Not even most, she thought, as she mentally ticked through the women living up and down the block. Dini was the type to visit for seven days and make it to the Kosel at least 12 times. But that’s not my life, Tziporah thought. That’s not my reality.

She was braiding the challah when Benny came home. Usually, after night seder, he went to the computer to check on his favorite teams. Now he stood awkwardly at the kitchen counter, watching her hands tug and weave the smooth strands of dough into neat loaves.

“How’s it going? Looks like you’re busy,” he said. The words were casual, but there was a contriteness there, almost like a pleading little boy: Please don’t ignore me anymore, please let’s talk.

She nodded. “We’re running low, so I decided to stock up,” she said, deftly tucking the last ends of dough beneath the loaf. “Dini called. She and Shimmy are planning to come here on vacation sometime soon — he got this bonus from work, and they haven’t been here in so many years.”

Benny looked at her. “Wow. That’s so nice. I mean, it should be so nice. But you’re not excited.”

She moved the finished loaf onto a baking pan and marveled at her husband. After all his mistakes, all his miscalculations, he still got her. He was still Benny Muller who could intuit a complex human dynamic from half a sentence.

“Yeah,” she agreed. “I’m not. I guess I’m just confused. Here my sister is so excited to come — the Kosel, Amukah, Yam Hamelach — while I’m wondering if we belong here anymore. Ten thousand shekels is just too much for us to pay every month, and I don’t think we’ll find anything significantly cheaper in the neighborhood. All the rents are going up. Everyone’s dealing with this. If we can’t figure it out, what’s our next step? Do we go back to America? But what about the Kosel and everything else, all the reasons people are dying to come?”
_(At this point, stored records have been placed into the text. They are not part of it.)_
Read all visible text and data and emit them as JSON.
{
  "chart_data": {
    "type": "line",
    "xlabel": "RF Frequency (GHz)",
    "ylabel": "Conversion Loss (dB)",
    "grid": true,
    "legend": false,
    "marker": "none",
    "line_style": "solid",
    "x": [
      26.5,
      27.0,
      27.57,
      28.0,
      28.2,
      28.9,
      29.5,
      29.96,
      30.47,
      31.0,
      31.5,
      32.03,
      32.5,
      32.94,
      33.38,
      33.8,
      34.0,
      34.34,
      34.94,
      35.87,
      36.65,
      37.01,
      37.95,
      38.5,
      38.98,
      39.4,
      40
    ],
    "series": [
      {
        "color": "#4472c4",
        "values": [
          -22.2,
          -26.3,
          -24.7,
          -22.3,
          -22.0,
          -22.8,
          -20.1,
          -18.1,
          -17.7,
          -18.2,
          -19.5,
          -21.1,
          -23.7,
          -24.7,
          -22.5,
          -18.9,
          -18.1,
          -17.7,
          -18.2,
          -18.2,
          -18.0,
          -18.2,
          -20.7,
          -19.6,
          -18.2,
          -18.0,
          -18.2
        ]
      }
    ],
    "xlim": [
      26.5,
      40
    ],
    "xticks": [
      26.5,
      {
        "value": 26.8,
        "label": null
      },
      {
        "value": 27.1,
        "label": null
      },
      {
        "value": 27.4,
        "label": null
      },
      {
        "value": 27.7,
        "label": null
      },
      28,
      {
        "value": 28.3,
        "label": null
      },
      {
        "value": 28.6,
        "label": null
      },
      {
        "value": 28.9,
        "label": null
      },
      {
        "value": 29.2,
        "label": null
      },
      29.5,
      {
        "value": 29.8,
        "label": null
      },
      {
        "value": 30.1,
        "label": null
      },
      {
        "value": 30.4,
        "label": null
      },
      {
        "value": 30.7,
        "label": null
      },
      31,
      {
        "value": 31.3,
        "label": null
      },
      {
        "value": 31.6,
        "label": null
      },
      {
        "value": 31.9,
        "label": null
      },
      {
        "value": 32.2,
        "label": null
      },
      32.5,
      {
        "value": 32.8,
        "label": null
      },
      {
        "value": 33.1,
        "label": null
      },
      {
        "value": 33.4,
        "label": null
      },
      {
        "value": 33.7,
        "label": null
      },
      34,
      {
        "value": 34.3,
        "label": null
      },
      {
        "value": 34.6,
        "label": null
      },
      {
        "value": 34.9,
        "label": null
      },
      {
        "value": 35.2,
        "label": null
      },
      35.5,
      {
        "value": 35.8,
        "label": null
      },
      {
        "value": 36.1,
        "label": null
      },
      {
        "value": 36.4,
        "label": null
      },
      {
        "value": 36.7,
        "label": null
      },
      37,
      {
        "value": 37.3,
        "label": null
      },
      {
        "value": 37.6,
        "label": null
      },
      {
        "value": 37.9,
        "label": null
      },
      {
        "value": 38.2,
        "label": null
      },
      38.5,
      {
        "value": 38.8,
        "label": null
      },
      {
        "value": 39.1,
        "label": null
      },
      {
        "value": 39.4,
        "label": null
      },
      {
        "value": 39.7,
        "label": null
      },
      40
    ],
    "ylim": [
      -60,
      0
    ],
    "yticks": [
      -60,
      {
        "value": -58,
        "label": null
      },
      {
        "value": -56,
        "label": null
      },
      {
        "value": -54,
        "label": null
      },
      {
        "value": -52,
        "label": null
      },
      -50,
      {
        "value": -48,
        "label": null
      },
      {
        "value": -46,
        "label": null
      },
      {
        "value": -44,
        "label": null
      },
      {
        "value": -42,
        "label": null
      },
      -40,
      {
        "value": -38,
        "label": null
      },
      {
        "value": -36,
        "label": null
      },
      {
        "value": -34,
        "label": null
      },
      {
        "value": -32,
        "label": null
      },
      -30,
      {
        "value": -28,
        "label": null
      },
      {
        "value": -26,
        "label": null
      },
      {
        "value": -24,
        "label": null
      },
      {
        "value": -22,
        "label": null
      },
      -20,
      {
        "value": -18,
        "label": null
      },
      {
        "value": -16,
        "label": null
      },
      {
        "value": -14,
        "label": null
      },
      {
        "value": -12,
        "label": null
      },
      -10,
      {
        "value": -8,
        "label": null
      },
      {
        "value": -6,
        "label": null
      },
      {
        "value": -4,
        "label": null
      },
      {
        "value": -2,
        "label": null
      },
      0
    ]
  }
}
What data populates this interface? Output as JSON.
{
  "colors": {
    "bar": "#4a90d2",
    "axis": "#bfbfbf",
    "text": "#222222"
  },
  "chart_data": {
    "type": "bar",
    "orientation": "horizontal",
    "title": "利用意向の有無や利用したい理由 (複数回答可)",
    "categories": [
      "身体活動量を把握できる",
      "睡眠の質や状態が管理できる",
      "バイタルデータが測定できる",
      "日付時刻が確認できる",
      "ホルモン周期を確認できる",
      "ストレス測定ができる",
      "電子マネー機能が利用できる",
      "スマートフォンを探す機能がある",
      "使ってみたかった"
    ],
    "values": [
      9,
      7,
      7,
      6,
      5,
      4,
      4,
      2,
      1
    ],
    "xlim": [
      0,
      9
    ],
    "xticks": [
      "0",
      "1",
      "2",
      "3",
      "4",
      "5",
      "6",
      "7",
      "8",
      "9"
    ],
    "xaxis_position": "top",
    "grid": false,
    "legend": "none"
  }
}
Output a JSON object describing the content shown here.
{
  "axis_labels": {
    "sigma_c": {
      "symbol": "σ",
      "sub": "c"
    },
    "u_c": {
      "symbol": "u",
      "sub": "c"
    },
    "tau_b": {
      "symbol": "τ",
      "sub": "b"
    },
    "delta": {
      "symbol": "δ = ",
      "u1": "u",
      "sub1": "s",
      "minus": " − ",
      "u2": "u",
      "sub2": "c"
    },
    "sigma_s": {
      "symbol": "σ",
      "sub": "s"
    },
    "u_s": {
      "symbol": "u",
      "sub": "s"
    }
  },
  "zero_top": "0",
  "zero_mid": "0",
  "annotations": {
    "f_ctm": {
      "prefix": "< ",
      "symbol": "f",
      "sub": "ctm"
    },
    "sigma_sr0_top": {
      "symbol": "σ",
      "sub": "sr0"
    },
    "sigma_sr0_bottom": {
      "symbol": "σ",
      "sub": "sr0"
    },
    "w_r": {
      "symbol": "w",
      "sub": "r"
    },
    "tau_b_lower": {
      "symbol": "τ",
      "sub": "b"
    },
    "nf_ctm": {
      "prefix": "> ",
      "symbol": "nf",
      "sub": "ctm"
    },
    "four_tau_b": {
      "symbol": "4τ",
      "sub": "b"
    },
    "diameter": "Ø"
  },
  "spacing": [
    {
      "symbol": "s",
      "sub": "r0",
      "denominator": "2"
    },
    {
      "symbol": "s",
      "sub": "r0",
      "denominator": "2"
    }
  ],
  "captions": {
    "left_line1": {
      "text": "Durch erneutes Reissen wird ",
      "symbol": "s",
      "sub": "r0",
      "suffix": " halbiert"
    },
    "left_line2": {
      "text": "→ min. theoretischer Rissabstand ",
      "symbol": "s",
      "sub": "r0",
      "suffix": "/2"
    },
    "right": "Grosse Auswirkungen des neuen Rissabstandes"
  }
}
Benny sat down on a kitchen chair and rubbed his hands over his eyes. “I hear you,” he said. “All those things that pull the tourists — you know, the restaurants and hikes, even the important stuff like the Kosel and the kevarim — if you’re living here, that isn’t the reason. It can’t be. You can’t base your whole relationship with your city or country on that.”

“Right,” Tziporah said. He really had gotten it right. She turned to face him. “Benny, what did you mean when you told me you’re leaving Ner Olam? Is that for real?”

Benny rubbed his eyes again. “It was for real, yeah. I couldn’t see myself going back there, after everything, the Melaveh Malkah.”

“And now?” Tziporah asked. She didn’t have to say, “Now, after the Rosh picked you from the entire staff to help out Meir” — but he knew what she meant.

“Now I’m not sure, if you want to know the truth,” Benny said with a crooked smile. “But one thing I’m sure about: This Shabbos we’re not having any bochurim. I keep thinking about what you said and everything that happened… I want to get my balance back. I want to spend the entire Shabbos focused on our family. Sounds good?”

Tziporah nodded. “Very good,” she said.